# One-eyed feral needs sanctuary



## birdybirdy (May 19, 2010)

Hi. I'm in Philadelphia. I've had a feral pigeon for a month, that I believe was gored by a gull. Two deep chest wounds are healing fine, although she can't yet fly; she's missing the middle digit and "thumb" on one foot; and I've just come to realize that she's blind in one eye. I want to find a sanctuary for her. Can you refer me anywhere? I'll drive pretty far for her.


----------



## GrMike (Mar 13, 2014)

birdybirdy said:


> Hi. I'm in Philadelphia. I've had a feral pigeon for a month, that I believe was gored by a gull. Two deep chest wounds are healing fine, although she can't yet fly; she's missing the middle digit and "thumb" on one foot; and I've just come to realize that she's blind in one eye. I want to find a sanctuary for her. Can you refer me anywhere? I'll drive pretty far for her.

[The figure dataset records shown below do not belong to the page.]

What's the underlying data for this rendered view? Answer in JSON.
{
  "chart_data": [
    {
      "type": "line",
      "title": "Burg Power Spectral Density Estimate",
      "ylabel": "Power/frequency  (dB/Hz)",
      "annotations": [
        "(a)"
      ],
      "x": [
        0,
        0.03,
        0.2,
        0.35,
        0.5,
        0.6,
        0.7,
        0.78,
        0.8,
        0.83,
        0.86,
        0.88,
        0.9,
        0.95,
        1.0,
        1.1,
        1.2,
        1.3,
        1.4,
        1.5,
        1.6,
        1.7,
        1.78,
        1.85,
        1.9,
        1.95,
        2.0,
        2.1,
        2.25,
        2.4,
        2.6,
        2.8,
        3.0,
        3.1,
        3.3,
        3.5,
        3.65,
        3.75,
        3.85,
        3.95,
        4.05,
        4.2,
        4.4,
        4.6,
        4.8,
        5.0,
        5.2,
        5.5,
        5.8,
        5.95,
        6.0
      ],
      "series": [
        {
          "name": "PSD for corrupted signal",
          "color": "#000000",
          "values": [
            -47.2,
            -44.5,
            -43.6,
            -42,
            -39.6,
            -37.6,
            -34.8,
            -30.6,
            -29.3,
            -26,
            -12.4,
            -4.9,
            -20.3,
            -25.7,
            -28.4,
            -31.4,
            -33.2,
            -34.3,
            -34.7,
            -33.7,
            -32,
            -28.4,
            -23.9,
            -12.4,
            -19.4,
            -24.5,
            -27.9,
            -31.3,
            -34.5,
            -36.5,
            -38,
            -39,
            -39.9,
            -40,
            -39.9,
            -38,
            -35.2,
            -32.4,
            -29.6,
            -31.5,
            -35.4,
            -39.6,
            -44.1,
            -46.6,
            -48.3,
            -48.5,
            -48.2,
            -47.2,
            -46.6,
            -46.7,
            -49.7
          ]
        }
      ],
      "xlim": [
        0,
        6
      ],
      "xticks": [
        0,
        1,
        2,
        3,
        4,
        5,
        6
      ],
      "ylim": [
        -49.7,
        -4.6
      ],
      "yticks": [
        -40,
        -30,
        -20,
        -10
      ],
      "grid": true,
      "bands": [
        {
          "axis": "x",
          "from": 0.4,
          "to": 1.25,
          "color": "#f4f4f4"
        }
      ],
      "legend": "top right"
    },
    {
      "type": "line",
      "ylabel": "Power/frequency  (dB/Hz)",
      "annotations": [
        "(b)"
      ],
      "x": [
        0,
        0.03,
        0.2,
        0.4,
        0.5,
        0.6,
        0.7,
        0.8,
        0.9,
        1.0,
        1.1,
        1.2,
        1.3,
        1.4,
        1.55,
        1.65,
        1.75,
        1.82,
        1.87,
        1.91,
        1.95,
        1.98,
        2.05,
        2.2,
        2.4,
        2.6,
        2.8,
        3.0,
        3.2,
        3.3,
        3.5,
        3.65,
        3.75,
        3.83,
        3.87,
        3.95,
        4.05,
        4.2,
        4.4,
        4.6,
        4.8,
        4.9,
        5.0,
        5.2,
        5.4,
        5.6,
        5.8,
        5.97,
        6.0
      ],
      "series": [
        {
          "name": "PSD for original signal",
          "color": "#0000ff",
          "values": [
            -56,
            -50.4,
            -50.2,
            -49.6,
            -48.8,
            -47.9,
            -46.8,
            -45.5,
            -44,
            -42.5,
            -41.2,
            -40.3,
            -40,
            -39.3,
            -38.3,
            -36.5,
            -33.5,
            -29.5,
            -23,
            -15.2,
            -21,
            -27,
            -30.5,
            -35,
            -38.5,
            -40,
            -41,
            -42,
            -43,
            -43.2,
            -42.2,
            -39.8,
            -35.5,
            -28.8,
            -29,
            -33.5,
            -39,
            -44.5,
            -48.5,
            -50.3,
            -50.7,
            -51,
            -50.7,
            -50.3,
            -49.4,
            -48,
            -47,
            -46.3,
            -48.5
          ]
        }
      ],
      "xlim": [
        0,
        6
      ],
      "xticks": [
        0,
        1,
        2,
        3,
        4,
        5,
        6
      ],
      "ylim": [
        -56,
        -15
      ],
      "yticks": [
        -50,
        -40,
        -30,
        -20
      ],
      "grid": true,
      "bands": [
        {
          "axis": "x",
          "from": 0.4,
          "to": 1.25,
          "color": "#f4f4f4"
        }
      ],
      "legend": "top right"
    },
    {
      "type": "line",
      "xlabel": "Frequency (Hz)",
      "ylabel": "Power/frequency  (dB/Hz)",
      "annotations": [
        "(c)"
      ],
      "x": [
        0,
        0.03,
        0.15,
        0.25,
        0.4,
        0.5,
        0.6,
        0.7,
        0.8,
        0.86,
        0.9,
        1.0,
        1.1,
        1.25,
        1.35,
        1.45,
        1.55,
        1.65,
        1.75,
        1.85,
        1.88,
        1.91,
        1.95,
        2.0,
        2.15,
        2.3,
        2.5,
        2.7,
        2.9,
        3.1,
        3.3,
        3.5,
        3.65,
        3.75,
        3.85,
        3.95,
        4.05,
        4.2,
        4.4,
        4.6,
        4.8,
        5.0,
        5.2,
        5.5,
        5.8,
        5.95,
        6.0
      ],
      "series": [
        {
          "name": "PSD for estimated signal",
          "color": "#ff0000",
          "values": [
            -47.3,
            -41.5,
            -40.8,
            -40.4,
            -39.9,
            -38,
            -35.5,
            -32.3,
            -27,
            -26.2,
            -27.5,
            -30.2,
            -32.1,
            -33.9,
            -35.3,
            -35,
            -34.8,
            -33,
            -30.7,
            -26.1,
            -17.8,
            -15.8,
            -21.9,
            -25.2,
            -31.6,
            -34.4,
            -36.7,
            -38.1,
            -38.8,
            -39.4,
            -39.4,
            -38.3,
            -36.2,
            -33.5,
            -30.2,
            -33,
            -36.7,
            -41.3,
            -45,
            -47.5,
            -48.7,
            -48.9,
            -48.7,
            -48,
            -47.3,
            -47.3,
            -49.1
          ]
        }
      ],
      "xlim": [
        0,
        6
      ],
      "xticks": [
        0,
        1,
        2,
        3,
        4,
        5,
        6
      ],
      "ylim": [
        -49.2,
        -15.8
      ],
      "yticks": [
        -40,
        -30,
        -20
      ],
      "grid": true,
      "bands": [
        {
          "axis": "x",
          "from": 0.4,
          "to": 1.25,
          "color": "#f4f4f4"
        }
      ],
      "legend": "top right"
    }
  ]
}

Hopefully you can find what your looking for but if not.....just build a loft and get some more


----------



## birdybirdy (May 19, 2010)

Two more have fallen into my lap. I'm actually looking for help building a structure out back.


----------



## Trish in Dallas (Jun 5, 2012)

It must be fate


----------



## GrMike (Mar 13, 2014)

Ha! Funny how that works out ain't it.


----------